One idea for expansion would be to use a model ensemble, train many different models, with different architectures, and then use the mean output.
We could implement drop out to prevent this overfitting. It is also not necessarily overfitting, more tests would have to be run.
Another idea would be to try and separate out the fruits into differnt categories, like citrus etc. and then use expert models to classify the fruits later down the line. This way, each model could be more specialized, and hopefully, perform better.
But for now, since this was just a short exploration of working with machine vision classification models, it is good enough for now.

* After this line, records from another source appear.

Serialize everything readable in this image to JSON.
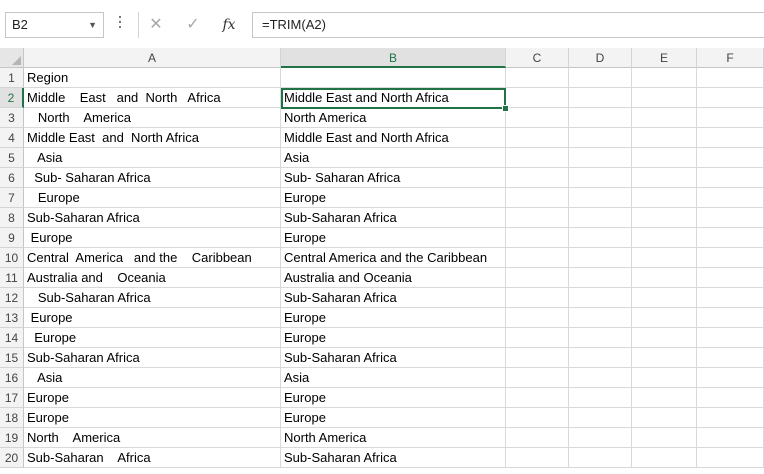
{
  "name_box": "B2",
  "formula_bar": {
    "cancel_icon": "✕",
    "enter_icon": "✓",
    "fx_label": "fx",
    "formula": "=TRIM(A2)"
  },
  "columns": [
    "A",
    "B",
    "C",
    "D",
    "E",
    "F"
  ],
  "selected_column": "B",
  "selected_row": "2",
  "rows": [
    {
      "num": "1",
      "a": "Region",
      "b": ""
    },
    {
      "num": "2",
      "a": "Middle    East   and  North   Africa",
      "b": "Middle East and North Africa"
    },
    {
      "num": "3",
      "a": "   North    America",
      "b": "North America"
    },
    {
      "num": "4",
      "a": "Middle East  and  North Africa",
      "b": "Middle East and North Africa"
    },
    {
      "num": "5",
      "a": "   Asia",
      "b": "Asia"
    },
    {
      "num": "6",
      "a": "  Sub- Saharan Africa",
      "b": "Sub- Saharan Africa"
    },
    {
      "num": "7",
      "a": "   Europe",
      "b": "Europe"
    },
    {
      "num": "8",
      "a": "Sub-Saharan Africa",
      "b": "Sub-Saharan Africa"
    },
    {
      "num": "9",
      "a": " Europe",
      "b": "Europe"
    },
    {
      "num": "10",
      "a": "Central  America   and the    Caribbean",
      "b": "Central America and the Caribbean"
    },
    {
      "num": "11",
      "a": "Australia and    Oceania",
      "b": "Australia and Oceania"
    },
    {
      "num": "12",
      "a": "   Sub-Saharan Africa",
      "b": "Sub-Saharan Africa"
    },
    {
      "num": "13",
      "a": " Europe",
      "b": "Europe"
    },
    {
      "num": "14",
      "a": "  Europe",
      "b": "Europe"
    },
    {
      "num": "15",
      "a": "Sub-Saharan Africa",
      "b": "Sub-Saharan Africa"
    },
    {
      "num": "16",
      "a": "   Asia",
      "b": "Asia"
    },
    {
      "num": "17",
      "a": "Europe",
      "b": "Europe"
    },
    {
      "num": "18",
      "a": "Europe",
      "b": "Europe"
    },
    {
      "num": "19",
      "a": "North    America",
      "b": "North America"
    },
    {
      "num": "20",
      "a": "Sub-Saharan    Africa",
      "b": "Sub-Saharan Africa"
    }
  ],
  "accent_color": "#217346"
}
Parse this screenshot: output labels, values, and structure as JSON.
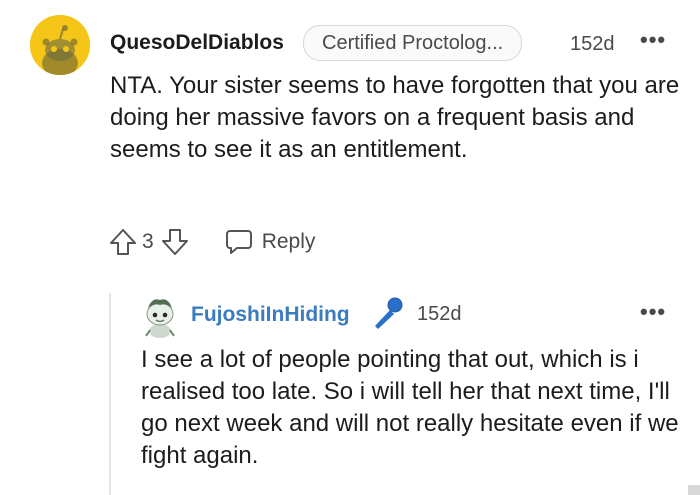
{
  "comment": {
    "username": "QuesoDelDiablos",
    "flair": "Certified Proctolog...",
    "age": "152d",
    "more": "•••",
    "body": "NTA. Your sister seems to have forgotten that you are doing her massive favors on a frequent basis and seems to see it as an entitlement.",
    "vote_count": "3",
    "reply_label": "Reply"
  },
  "reply": {
    "username": "FujoshiInHiding",
    "age": "152d",
    "more": "•••",
    "body": "I see a lot of people pointing that out, which is i realised too late. So i will tell her that next time, I'll go next week and will not really hesitate even if we fight again."
  },
  "icons": {
    "avatar1": "snoo-avatar-icon",
    "avatar2": "snoo-avatar-icon",
    "upvote": "upvote-arrow-icon",
    "downvote": "downvote-arrow-icon",
    "reply": "speech-bubble-icon",
    "award": "microphone-icon"
  },
  "colors": {
    "avatar1_bg": "#f5c518",
    "username2": "#3b7bbf",
    "mic": "#2a6fc9"
  }
}
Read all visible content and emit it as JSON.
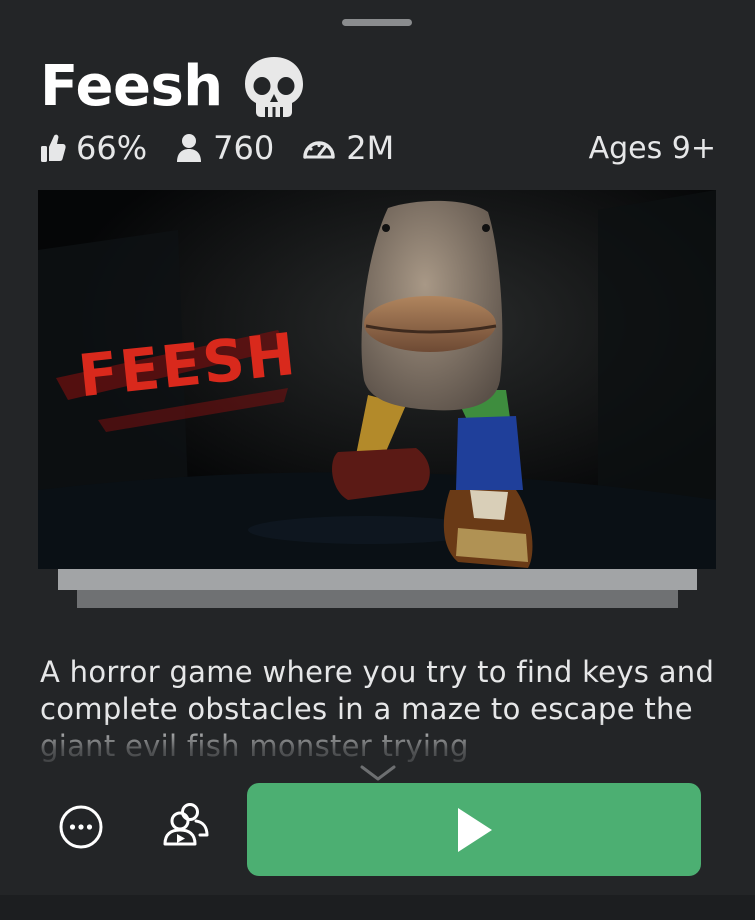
{
  "game": {
    "title": "Feesh",
    "title_emoji": "skull-icon",
    "rating": "66%",
    "playing": "760",
    "visits": "2M",
    "age_rating": "Ages 9+",
    "thumbnail_text": "FEESH",
    "description": "A horror game where you try to find keys and complete obstacles in a maze to escape the giant evil fish monster trying"
  },
  "actions": {
    "more_icon": "more-options-icon",
    "party_icon": "party-icon",
    "play_icon": "play-icon"
  },
  "colors": {
    "background": "#232527",
    "play_button": "#4caf72",
    "text": "#ffffff",
    "muted_text": "#e6e7e8"
  }
}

train_w_accumulation('vit_large_patch16_224', path, 224, learners, epochs=1, accum=4, finetune=False)
report_gpu()
model.safetensors: 0%| | 0.00/1.22G [00:00<?, ?B/s]
| epoch | train_loss | valid_loss | error_rate | time |
|---|---|---|---|---|
| 0 | 2.432510 | 1.784853 | 0.488200 | 11:28 |
GPU:0 process 2080424 uses 14830.000 MB GPU memory
That doesn't look very promising either, even though it is a different architecture. I would have to investigate further to find some better improvements.